Claro

Oscuro

Desde principios del 77, estoy tratando de convencer a la parte más culta y sincera de la opinión de que la Constitución de la Monarquía de partidos, teniendo legalidad, no tiene legitimidad democrática. Ni por origen, ni por forma legal, ni por ejercicio. Y me importa aclarar, para no parecer utópico o imbécil, que mi denuncia no pretende, porque no puede, cambiar este Régimen por una República Constitucional. Lo que subvierto con mi palabra no es el orden político establecido, sino la errónea o falaz opinión que se tiene de él. Hablo como jurista político. Y, por respeto a la verdad, llamo a las cosas por su nombre propio. La forma de gobierno definida en la Constitución, una oligarquía de partidos sin separación de poderes, es la realidad sustancial y formal del poder político en España. Llamarle democracia supone un atentado al orden público del conocimiento y un desprecio de la realidad.

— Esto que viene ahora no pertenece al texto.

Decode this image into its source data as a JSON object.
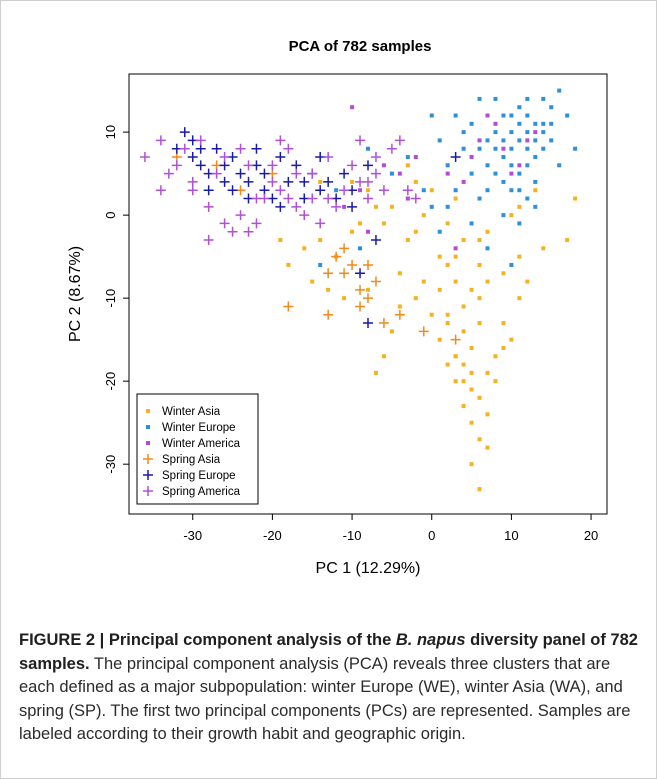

El lenguaje político, nacido para designar con nombres amables o despectivos, y no con voces descriptivas, las razones de mando y obediencia, carece de términos que expresen la diferencia entre realidad y apariencia. Llamarlas con el mismo nombre produce confusión. Y con un nombre amable, ilusión. El infantilismo de los gobernados se debe a la confusión del discurso sobre el tipo de gobierno que consienten, y a la ilusión de sus mentes sobre la realidad que viven. Los pueblos engendran opiniones favorables al régimen existente porque, en medio de la confusión, nada les gusta tanto como hacerse ilusiones sobre su propia importancia. Creen lo que dicen los gobernantes, sin atender a lo que hacen. Ejemplos: “la dictadura es democracia orgánica y la oligarquía de partidos, democracia representativa”.

La pobreza del lenguaje político no sólo es consecuencia, sino también causa de la miseria del conocimiento sobre el poder. La ofuscación del vocabulario y la neblina que vela la realidad en las gafas ideológicas del observador, explican la falta de una ciencia que nos ayude a salir de la oscuridad de las razones que nos damos para obedecer a cualquier clase de gobierno. De ahí la importancia del estudio de las formas para conocer la realidad de poder que traducen. La forma jurídica del poder constituye una capa de realidad menos profunda, pero no menos real, que la de los estratos sociales de donde emerge. Y aunque pocas personas pueden conocer la realidad sustancial de tales estratos, todos los gobernados podrían ver la realidad formal del gobierno, sin dejarse engañar por la propaganda, si pusieran en la política el mismo grado de interés que en los temas familiares o económicos. Nadie podría, entonces, llamar democrática, sin ser tachado de mentiroso, a la Constitución y a la vida oligárquica del Estado de partidos.

Pero justificar la falta de lucidez de los que obedecen en la naturaleza misma del hecho político, es absurdo. A la condición humana se le puede atribuir el hecho histórico de que unos pocos manden y los demás obedezcan. Pero no que éstos ignoren o falseen las causas de su obediencia. Pues también los gobernados, aunque no lo parezca, son seres dotados de razón. Tampoco está fundada la creencia de que si la mayoría gobernada supieran tanto como la minoría gobernante, se rebelaría contra ella. Con tal creencia no se explicaría que la familia y la economía estén basadas en principios de autoridad. Los hijos y empleados, cuando son más instruidos que sus padres y sus empleadores, tienen aún más claros los motivos de su obediencia. La verdadera dificultad para designar la forma de gobierno con su nombre apropiado está en que también la ilusión, por ser natural, tiene algo de verdad y de relación con la realidad. Cambiar el nombre inapropiado de las cosas comienza a subvertirlas. Aunque la subversión del lenguaje sólo sea una subversión de las ilusiones, no es políticamente inocente. Decir que esto no es democracia es invitar a desearla.